Number of integers satisfying the inequality `log_((x + 3)/(x - 3))4 lt 2 [log_(1/2)(x - 3)-log_(sqrt(2)/2)sqrt(x + 3)]` is greater than

To solve the inequality \[ \log_{\frac{x + 3}{x - 3}} 4 < 2 \left[ \log_{\frac{1}{2}} (x - 3) - \log_{\frac{\sqrt{2}}{2}} \sqrt{x + 3} \right], \] we will follow these steps: ### Step 1: Rewrite the logarithmic terms Using the change of base formula and properties of logarithms, we can rewrite the left side: \[ \log_{\frac{x + 3}{x - 3}} 4 = \frac{\log 4}{\log \left(\frac{x + 3}{x - 3}\right)}. \] Since \( \log 4 = 2 \log 2 \), we have: \[ \log_{\frac{x + 3}{x - 3}} 4 = \frac{2 \log 2}{\log \left(\frac{x + 3}{x - 3}\right)}. \] ### Step 2: Simplify the right side For the right side, we can rewrite the logarithms: \[ \log_{\frac{1}{2}} (x - 3) = -\log_2 (x - 3), \] and \[ \log_{\frac{\sqrt{2}}{2}} \sqrt{x + 3} = \log_{2^{1/2}} (x + 3) = 2 \log_2 (x + 3). \] Thus, the right side becomes: \[ 2 \left[-\log_2 (x - 3) - 2 \log_2 (x + 3)\right] = -2 \log_2 (x - 3) + 2 \log_2 (x + 3). \] ### Step 3: Set up the inequality Now we can set up the inequality: \[ \frac{2 \log 2}{\log \left(\frac{x + 3}{x - 3}\right)} < -2 \log_2 (x - 3) + 2 \log_2 (x + 3). \] ### Step 4: Combine the logarithmic expressions We can rewrite the right side as: \[ 2 \left[\log_2 (x + 3) - \log_2 (x - 3)\right] = 2 \log_2 \left(\frac{x + 3}{x - 3}\right). \] Thus, the inequality simplifies to: \[ \frac{2 \log 2}{\log \left(\frac{x + 3}{x - 3}\right)} < 2 \log_2 \left(\frac{x + 3}{x - 3}\right). \] ### Step 5: Divide both sides by 2 Dividing both sides by 2 gives: \[ \frac{\log 2}{\log \left(\frac{x + 3}{x - 3}\right)} < \log_2 \left(\frac{x + 3}{x - 3}\right). \] ### Step 6: Exponentiate both sides Exponentiating both sides leads to: \[ \left(\frac{x + 3}{x - 3}\right)^{\log 2} < \frac{x + 3}{x - 3}. \] ### Step 7: Rearranging the inequality This can be rearranged to: \[ \left(\frac{x + 3}{x - 3}\right)^{\log 2 - 1} < 1. \] Since \( \log 2 < 1 \), we can conclude that: \[ \frac{x + 3}{x - 3} < 1. \] ### Step 8: Solve the inequality This implies: \[ x + 3 < x - 3 \implies 3 < -3, \] which is not possible.
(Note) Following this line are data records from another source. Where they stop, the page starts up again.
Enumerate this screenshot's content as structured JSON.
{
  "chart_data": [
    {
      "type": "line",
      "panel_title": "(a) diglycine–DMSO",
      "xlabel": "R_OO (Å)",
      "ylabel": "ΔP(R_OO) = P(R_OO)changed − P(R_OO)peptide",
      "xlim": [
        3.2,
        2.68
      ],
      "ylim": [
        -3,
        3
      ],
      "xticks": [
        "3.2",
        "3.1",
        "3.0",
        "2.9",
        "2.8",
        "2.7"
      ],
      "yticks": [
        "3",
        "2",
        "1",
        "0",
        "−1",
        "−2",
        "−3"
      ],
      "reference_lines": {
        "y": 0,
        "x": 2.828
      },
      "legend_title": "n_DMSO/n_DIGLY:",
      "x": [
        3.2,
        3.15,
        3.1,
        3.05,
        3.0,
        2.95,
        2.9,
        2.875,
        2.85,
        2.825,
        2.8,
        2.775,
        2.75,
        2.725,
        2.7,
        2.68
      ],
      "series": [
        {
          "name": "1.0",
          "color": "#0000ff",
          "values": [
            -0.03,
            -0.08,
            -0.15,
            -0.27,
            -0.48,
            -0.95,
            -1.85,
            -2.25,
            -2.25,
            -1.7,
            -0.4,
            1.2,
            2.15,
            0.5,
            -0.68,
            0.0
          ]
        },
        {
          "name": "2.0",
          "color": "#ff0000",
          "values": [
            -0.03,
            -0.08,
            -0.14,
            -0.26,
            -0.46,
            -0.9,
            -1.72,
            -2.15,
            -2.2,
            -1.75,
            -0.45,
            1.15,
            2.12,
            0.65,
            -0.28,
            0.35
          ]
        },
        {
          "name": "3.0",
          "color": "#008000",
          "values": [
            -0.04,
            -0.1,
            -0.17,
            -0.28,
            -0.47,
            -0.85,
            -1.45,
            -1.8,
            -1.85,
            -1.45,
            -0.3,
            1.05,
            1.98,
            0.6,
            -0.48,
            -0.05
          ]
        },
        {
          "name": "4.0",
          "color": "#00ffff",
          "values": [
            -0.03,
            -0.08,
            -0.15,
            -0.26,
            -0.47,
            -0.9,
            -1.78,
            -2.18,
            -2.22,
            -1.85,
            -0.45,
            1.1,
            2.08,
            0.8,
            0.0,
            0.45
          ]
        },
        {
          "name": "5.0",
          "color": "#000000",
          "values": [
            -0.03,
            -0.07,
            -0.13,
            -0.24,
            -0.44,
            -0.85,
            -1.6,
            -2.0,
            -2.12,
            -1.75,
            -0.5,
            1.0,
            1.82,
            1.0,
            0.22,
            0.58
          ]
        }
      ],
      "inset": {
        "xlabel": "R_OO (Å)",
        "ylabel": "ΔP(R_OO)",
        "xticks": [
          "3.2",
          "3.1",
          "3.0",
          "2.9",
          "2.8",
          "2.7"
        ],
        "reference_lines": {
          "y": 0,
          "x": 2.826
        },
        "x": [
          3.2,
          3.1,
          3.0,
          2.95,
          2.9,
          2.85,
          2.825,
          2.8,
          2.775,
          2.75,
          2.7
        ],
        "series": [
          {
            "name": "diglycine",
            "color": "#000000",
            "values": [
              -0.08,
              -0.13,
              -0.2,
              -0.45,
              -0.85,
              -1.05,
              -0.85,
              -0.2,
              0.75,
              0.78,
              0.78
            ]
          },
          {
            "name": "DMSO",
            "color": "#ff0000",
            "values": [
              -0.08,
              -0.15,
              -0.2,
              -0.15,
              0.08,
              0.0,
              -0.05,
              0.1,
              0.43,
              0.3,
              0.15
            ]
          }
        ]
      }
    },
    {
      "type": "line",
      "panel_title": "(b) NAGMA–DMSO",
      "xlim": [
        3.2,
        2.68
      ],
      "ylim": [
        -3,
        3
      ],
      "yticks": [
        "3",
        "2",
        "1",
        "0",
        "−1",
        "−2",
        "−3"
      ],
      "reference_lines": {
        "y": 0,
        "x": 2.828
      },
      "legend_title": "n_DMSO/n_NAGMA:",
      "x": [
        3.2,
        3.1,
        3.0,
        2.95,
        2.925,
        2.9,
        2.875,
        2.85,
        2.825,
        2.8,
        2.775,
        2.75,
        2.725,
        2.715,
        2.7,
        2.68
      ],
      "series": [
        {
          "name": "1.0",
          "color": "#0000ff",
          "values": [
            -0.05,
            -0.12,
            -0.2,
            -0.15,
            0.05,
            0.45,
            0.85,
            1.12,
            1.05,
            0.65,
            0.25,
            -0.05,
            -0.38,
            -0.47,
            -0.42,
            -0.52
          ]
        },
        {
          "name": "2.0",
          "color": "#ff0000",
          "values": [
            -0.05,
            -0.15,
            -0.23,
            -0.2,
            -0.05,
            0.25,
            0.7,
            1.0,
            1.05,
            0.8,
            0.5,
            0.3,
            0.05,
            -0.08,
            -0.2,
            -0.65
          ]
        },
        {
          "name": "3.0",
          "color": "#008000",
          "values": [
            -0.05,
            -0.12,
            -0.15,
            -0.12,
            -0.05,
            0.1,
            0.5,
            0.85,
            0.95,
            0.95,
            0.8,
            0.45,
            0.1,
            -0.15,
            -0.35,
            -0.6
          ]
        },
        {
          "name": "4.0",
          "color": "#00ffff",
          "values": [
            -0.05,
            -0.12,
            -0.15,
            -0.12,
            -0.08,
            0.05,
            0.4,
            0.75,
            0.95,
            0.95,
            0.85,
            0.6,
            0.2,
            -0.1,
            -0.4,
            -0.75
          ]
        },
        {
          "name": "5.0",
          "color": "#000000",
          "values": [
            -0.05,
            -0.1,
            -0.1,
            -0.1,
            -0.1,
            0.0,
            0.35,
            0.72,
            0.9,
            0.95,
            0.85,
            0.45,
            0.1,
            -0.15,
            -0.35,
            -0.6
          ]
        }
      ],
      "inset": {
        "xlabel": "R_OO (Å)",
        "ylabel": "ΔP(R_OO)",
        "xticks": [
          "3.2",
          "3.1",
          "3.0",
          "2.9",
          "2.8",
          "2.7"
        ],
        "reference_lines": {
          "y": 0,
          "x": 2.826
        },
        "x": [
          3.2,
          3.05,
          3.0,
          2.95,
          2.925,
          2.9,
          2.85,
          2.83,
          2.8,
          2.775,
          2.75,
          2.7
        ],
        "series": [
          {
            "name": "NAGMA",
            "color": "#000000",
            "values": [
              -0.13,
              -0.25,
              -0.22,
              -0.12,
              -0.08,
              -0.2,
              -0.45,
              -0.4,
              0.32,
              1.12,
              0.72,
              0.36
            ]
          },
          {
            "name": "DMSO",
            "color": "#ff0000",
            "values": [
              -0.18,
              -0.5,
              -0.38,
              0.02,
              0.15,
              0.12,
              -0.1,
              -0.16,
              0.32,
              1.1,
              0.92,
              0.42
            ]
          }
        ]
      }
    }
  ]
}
Thus, we need to consider the conditions under which the logarithms are defined. ### Step 9: Determine the valid range for x The logarithm is defined for \( x - 3 > 0 \) and \( x + 3 > 0 \), which gives: \[ x > 3. \] ### Step 10: Find integer solutions Since \( x > 3 \), the integers satisfying this condition are \( 4, 5, 6, \ldots \). ### Conclusion Thus, the number of integers satisfying the inequality is infinite, as there is no upper limit on \( x \).